Last week's severe weather makes life even more difficult in an area already struggling economically. Mississippi is one of the poorest states, and the majority-Black Delta has long been one of the poorest parts of the state — a place where many people live paycheck to paycheck, often in jobs connected to agriculture.


A view of the destruction in Rolling Fork after deadly tornadoes and severe storms tore through the US state of Mississippi, United States on March 26, 2023. (Photo by Fatih Aktas/Anadolu Agency via Getty Images)

Two of the counties walloped by the tornado, Sharkey and Humphreys, are among the most sparsely populated in the state, with only a few thousand residents in communities scattered across wide expanses of cotton, corn and soybean fields.

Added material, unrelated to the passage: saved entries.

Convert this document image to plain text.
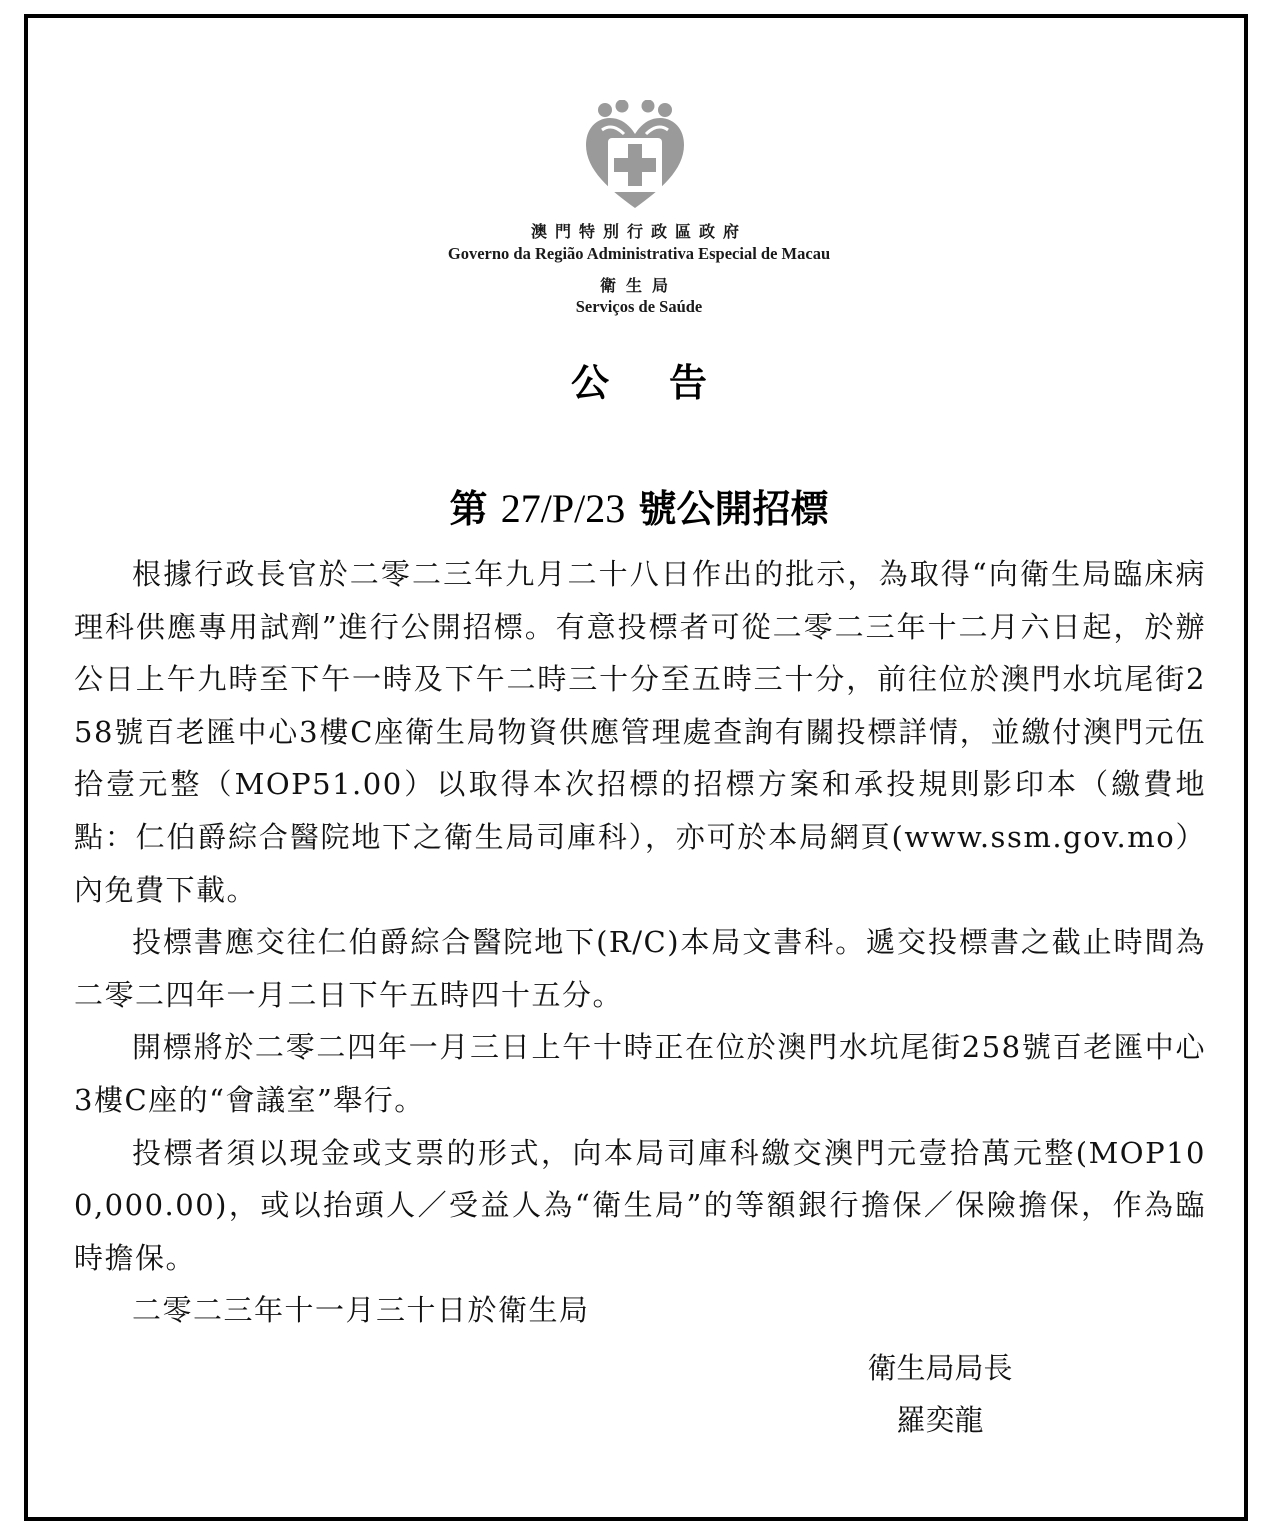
澳門特別行政區政府

Governo da Região Administrativa Especial de Macau

衛生局

Serviços de Saúde

公告
第 27/P/23 號公開招標

根據行政長官於二零二三年九月二十八日作出的批示，為取得“向衛生局臨床病理科供應專用試劑”進行公開招標。有意投標者可從二零二三年十二月六日起，於辦公日上午九時至下午一時及下午二時三十分至五時三十分，前往位於澳門水坑尾街258號百老匯中心3樓C座衛生局物資供應管理處查詢有關投標詳情，並繳付澳門元伍拾壹元整（MOP51.00）以取得本次招標的招標方案和承投規則影印本（繳費地點：仁伯爵綜合醫院地下之衛生局司庫科），亦可於本局網頁(www.ssm.gov.mo）內免費下載。

投標書應交往仁伯爵綜合醫院地下(R/C)本局文書科。遞交投標書之截止時間為二零二四年一月二日下午五時四十五分。

開標將於二零二四年一月三日上午十時正在位於澳門水坑尾街258號百老匯中心3樓C座的“會議室”舉行。

投標者須以現金或支票的形式，向本局司庫科繳交澳門元壹拾萬元整(MOP100,000.00)，或以抬頭人／受益人為“衛生局”的等額銀行擔保／保險擔保，作為臨時擔保。

二零二三年十一月三十日於衛生局

衛生局局長

羅奕龍
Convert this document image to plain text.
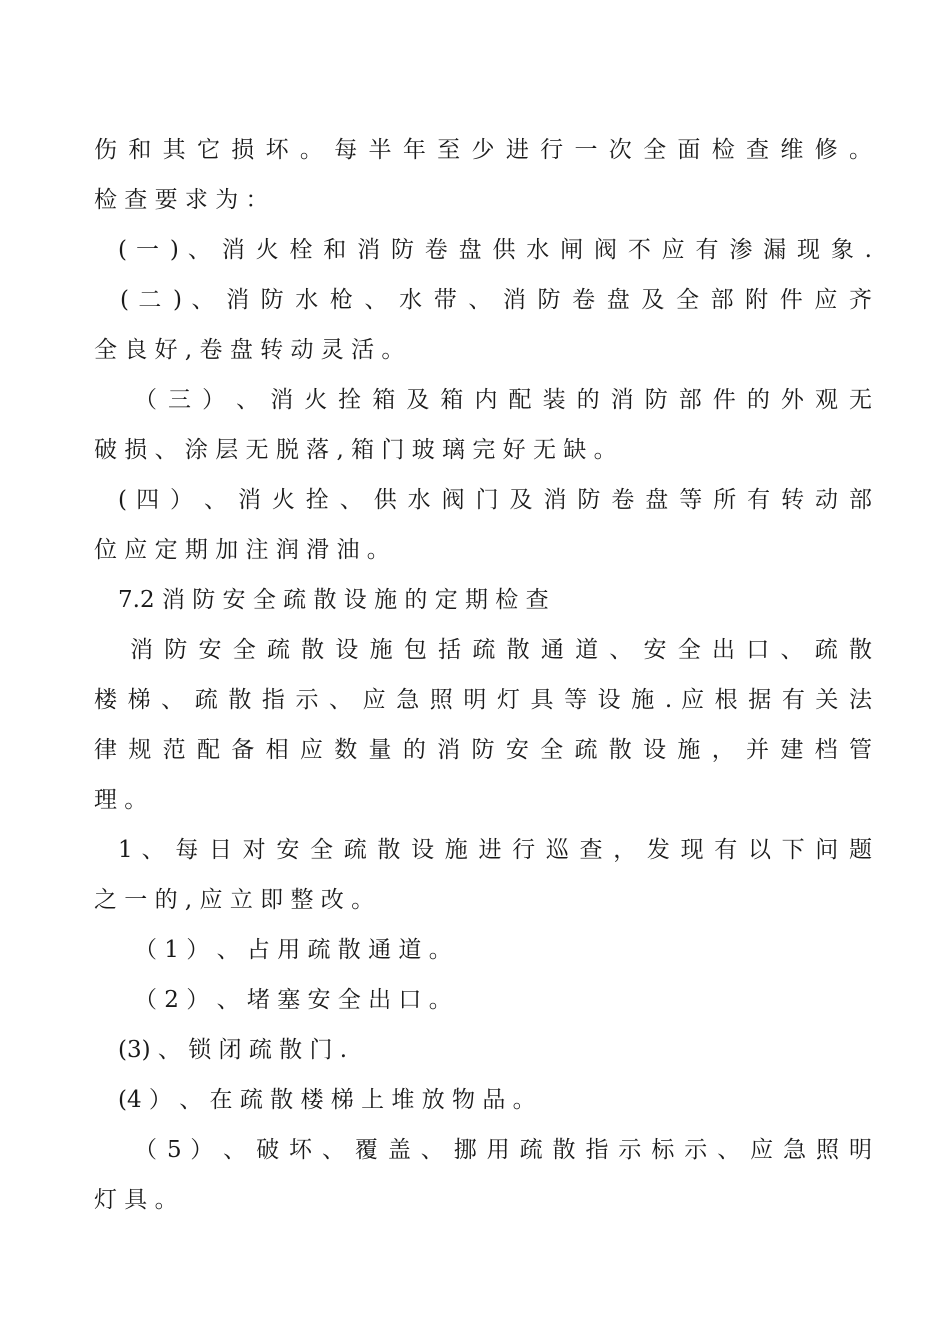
伤 和 其 它 损 坏 。 每 半 年 至 少 进 行 一 次 全 面 检 查 维 修 。
检 查 要 求 为 ：
( 一 ) 、 消 火 栓 和 消 防 卷 盘 供 水 闸 阀 不 应 有 渗 漏 现 象 .
( 二 ) 、 消 防 水 枪 、 水 带 、 消 防 卷 盘 及 全 部 附 件 应 齐
全 良 好 , 卷 盘 转 动 灵 活 。
（ 三 ） 、 消 火 拴 箱 及 箱 内 配 装 的 消 防 部 件 的 外 观 无
破 损 、 涂 层 无 脱 落 , 箱 门 玻 璃 完 好 无 缺 。
( 四 ） 、 消 火 拴 、 供 水 阀 门 及 消 防 卷 盘 等 所 有 转 动 部
位 应 定 期 加 注 润 滑 油 。
7.2 消 防 安 全 疏 散 设 施 的 定 期 检 查
消 防 安 全 疏 散 设 施 包 括 疏 散 通 道 、 安 全 出 口 、 疏 散
楼 梯 、 疏 散 指 示 、 应 急 照 明 灯 具 等 设 施 . 应 根 据 有 关 法
律 规 范 配 备 相 应 数 量 的 消 防 安 全 疏 散 设 施 ， 并 建 档 管
理 。
1 、 每 日 对 安 全 疏 散 设 施 进 行 巡 查 ， 发 现 有 以 下 问 题
之 一 的 , 应 立 即 整 改 。
（ 1 ） 、 占 用 疏 散 通 道 。
（ 2 ） 、 堵 塞 安 全 出 口 。
(3) 、 锁 闭 疏 散 门 .
(4 ） 、 在 疏 散 楼 梯 上 堆 放 物 品 。
（ 5 ） 、 破 坏 、 覆 盖 、 挪 用 疏 散 指 示 标 示 、 应 急 照 明
灯 具 。
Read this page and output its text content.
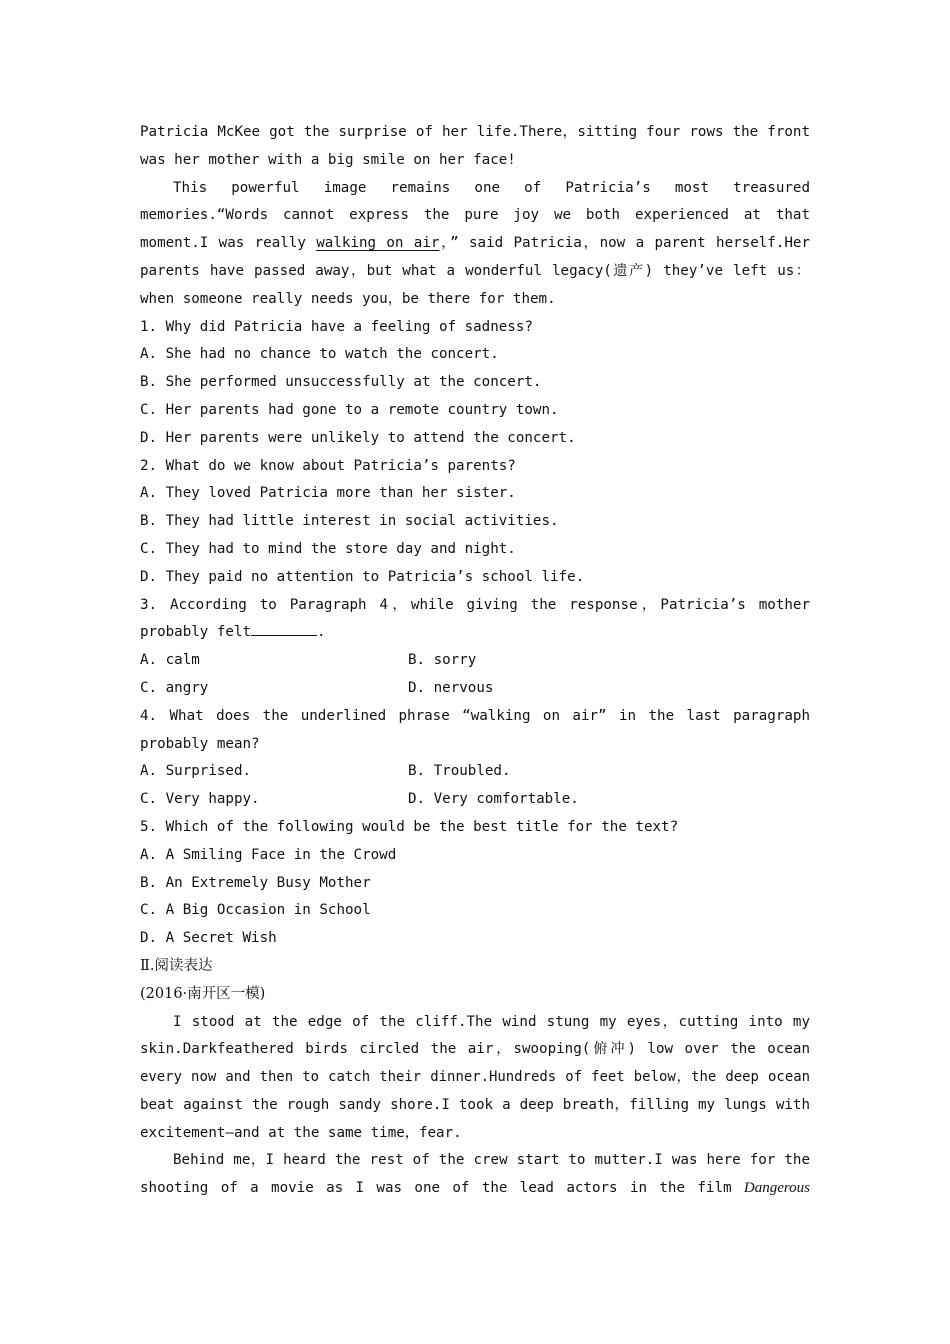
Patricia McKee got the surprise of her life.There，sitting four rows the front
was her mother with a big smile on her face!
This powerful image remains one of Patricia’s most treasured
memories.“Words cannot express the pure joy we both experienced at that
moment.I was really walking on air，” said Patricia，now a parent herself.Her
parents have passed away，but what a wonderful legacy(遗产) they’ve left us：
when someone really needs you，be there for them.
1. Why did Patricia have a feeling of sadness?
A. She had no chance to watch the concert.
B. She performed unsuccessfully at the concert.
C. Her parents had gone to a remote country town.
D. Her parents were unlikely to attend the concert.
2. What do we know about Patricia’s parents?
A. They loved Patricia more than her sister.
B. They had little interest in social activities.
C. They had to mind the store day and night.
D. They paid no attention to Patricia’s school life.
3. According to Paragraph 4，while giving the response，Patricia’s mother
probably felt	.
A. calm	B. sorry
C. angry	D. nervous
4. What does the underlined phrase “walking on air” in the last paragraph
probably mean?
A. Surprised.	B. Troubled.
C. Very happy.	D. Very comfortable.
5. Which of the following would be the best title for the text?
A. A Smiling Face in the Crowd
B. An Extremely Busy Mother
C. A Big Occasion in School
D. A Secret Wish
Ⅱ.阅读表达
(2016·南开区一模)
I stood at the edge of the cliff.The wind stung my eyes，cutting into my
skin.Darkfeathered birds circled the air，swooping(俯冲) low over the ocean
every now and then to catch their dinner.Hundreds of feet below，the deep ocean
beat against the rough sandy shore.I took a deep breath，filling my lungs with
excitement—and at the same time，fear.
Behind me，I heard the rest of the crew start to mutter.I was here for the
shooting of a movie as I was one of the lead actors in the film Dangerous
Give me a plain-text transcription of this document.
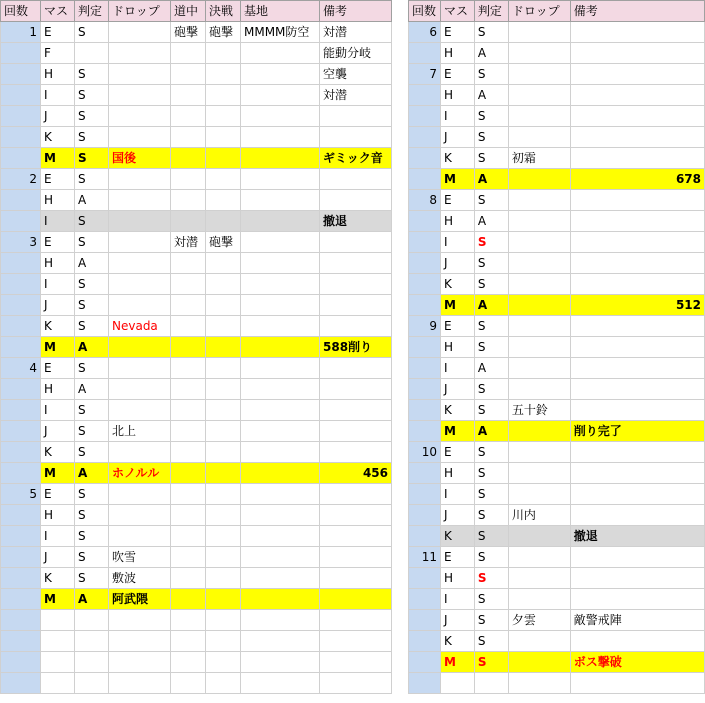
回数	マス	判定	ドロップ	道中	決戦	基地	備考
1	E	S		砲撃	砲撃	MMMM防空	対潜
	F						能動分岐
	H	S					空襲
	I	S					対潜
	J	S					
	K	S					
	M	S	国後				ギミック音
2	E	S					
	H	A					
	I	S					撤退
3	E	S		対潜	砲撃		
	H	A					
	I	S					
	J	S					
	K	S	Nevada				
	M	A					588削り
4	E	S					
	H	A					
	I	S					
	J	S	北上				
	K	S					
	M	A	ホノルル				456
5	E	S					
	H	S					
	I	S					
	J	S	吹雪				
	K	S	敷波				
	M	A	阿武隈				

回数	マス	判定	ドロップ	備考
6	E	S		
	H	A		
7	E	S		
	H	A		
	I	S		
	J	S		
	K	S	初霜	
	M	A		678
8	E	S		
	H	A		
	I	S		
	J	S		
	K	S		
	M	A		512
9	E	S		
	H	S		
	I	A		
	J	S		
	K	S	五十鈴	
	M	A		削り完了
10	E	S		
	H	S		
	I	S		
	J	S	川内	
	K	S		撤退
11	E	S		
	H	S		
	I	S		
	J	S	夕雲	敵警戒陣
	K	S		
	M	S		ボス撃破
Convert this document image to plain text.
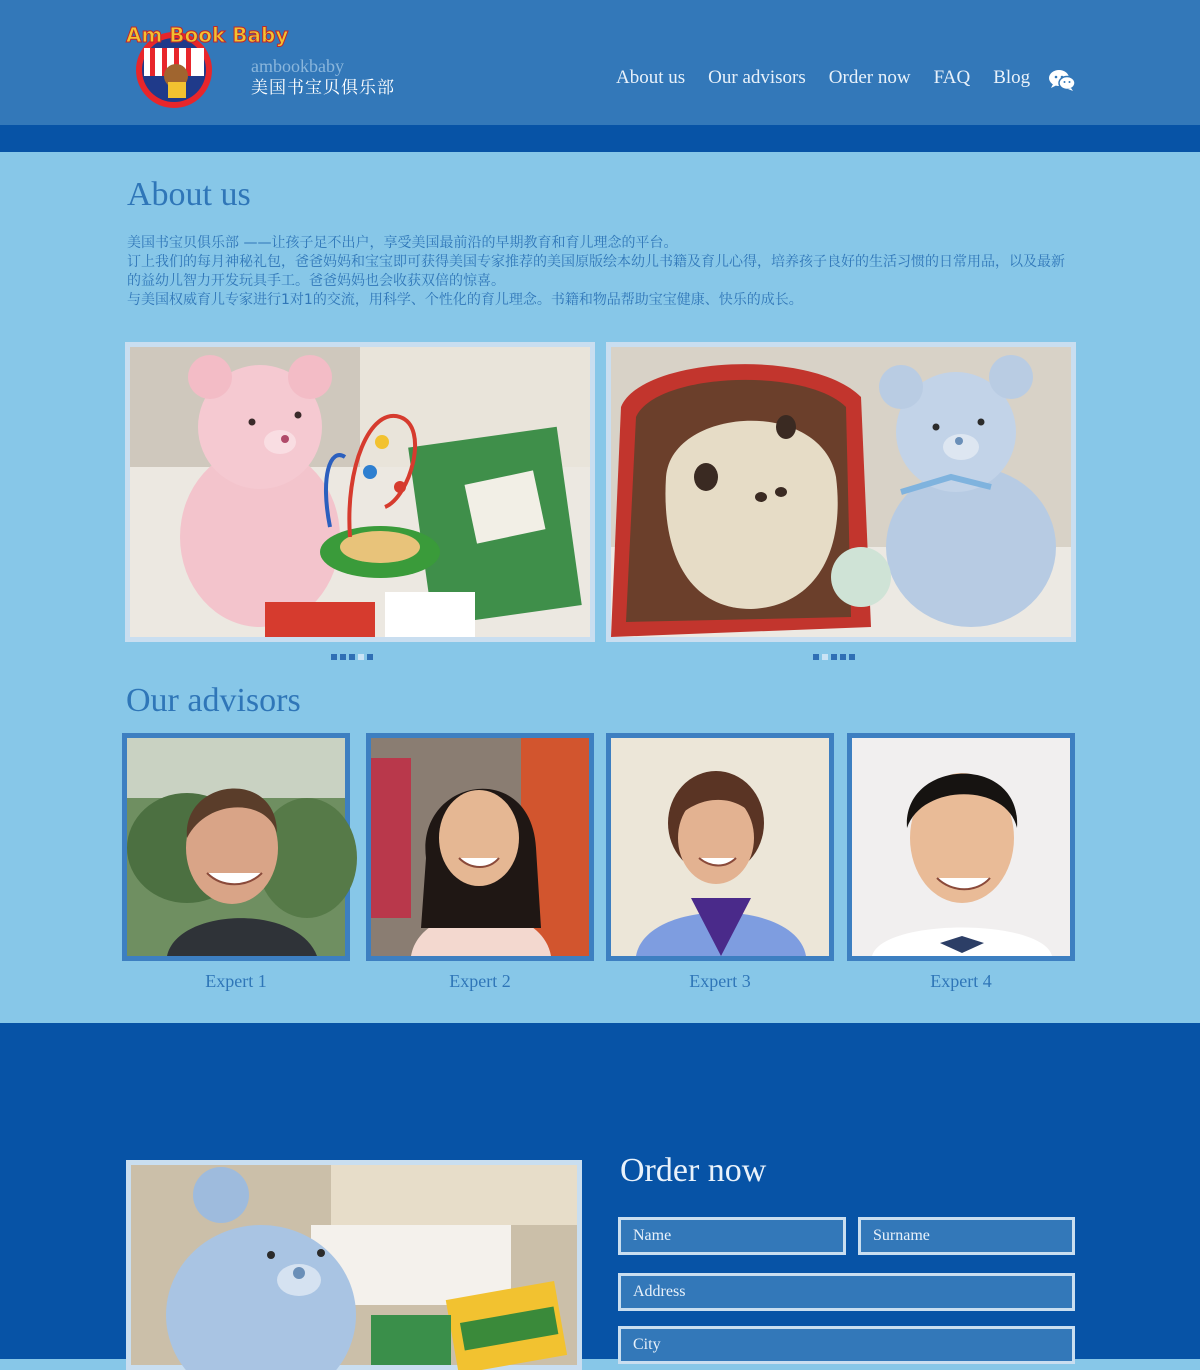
Am Book Baby
ambookbaby
美国书宝贝俱乐部	About us Our advisors Order now FAQ Blog
About us
美国书宝贝俱乐部 ——让孩子足不出户，享受美国最前沿的早期教育和育儿理念的平台。
订上我们的每月神秘礼包，爸爸妈妈和宝宝即可获得美国专家推荐的美国原版绘本幼儿书籍及育儿心得，培养孩子良好的生活习惯的日常用品，以及最新的益幼儿智力开发玩具手工。爸爸妈妈也会收获双倍的惊喜。
与美国权威育儿专家进行1对1的交流，用科学、个性化的育儿理念。书籍和物品帮助宝宝健康、快乐的成长。
Our advisors
Expert 1	Expert 2	Expert 3	Expert 4
Order now
Name
Surname
Address
City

Sharkey’s poverty rate is 35%, and Humphreys’ is 33%, compared with about 19% for Mississippi overall and less than 12% for the entire United States.

FEMA administrator Deanne Criswell said some of the damage to the area's infrastructure will take much time to repair and that the administration will help in rebuilding key facilities to be "more resilient" to withstand future natural disasters.

"We know that these communities could be cash strapped and we want to get that funding flowing," Criswell added.

Biden approved a disaster declaration for the state, which frees up federal funds for temporary housing, home repairs and loans to cover uninsured property losses. But there's concern that inflation and economic troubles may blunt the impact of federal assistance.

An unusual weather pattern has set in, and meteorologists fear that Friday will be one of the worst days, with much more to come. The National Weather Service said 16.8 million people live in the highest-risk zone, and more than 66 million people overall should be on alert Friday.

According to a new study, the U.S. will see more of these massive storms as the world warms. The storms are likely to strike more frequently in more populous Southern states including Alabama, Mississippi and Tennessee.

The study in the Bulletin of the American Meteorological Society predicts a nationwide 6.6% increase in tornado- and hail-spawning supercell storms and a 25.8% jump in the area and time the strongest storms will strike, under a scenario of moderate levels of future warming by the end of the century.

But in certain areas in the South the increase is much higher. That includes Rolling Fork, where study authors project an increase of one supercell a year by 2100.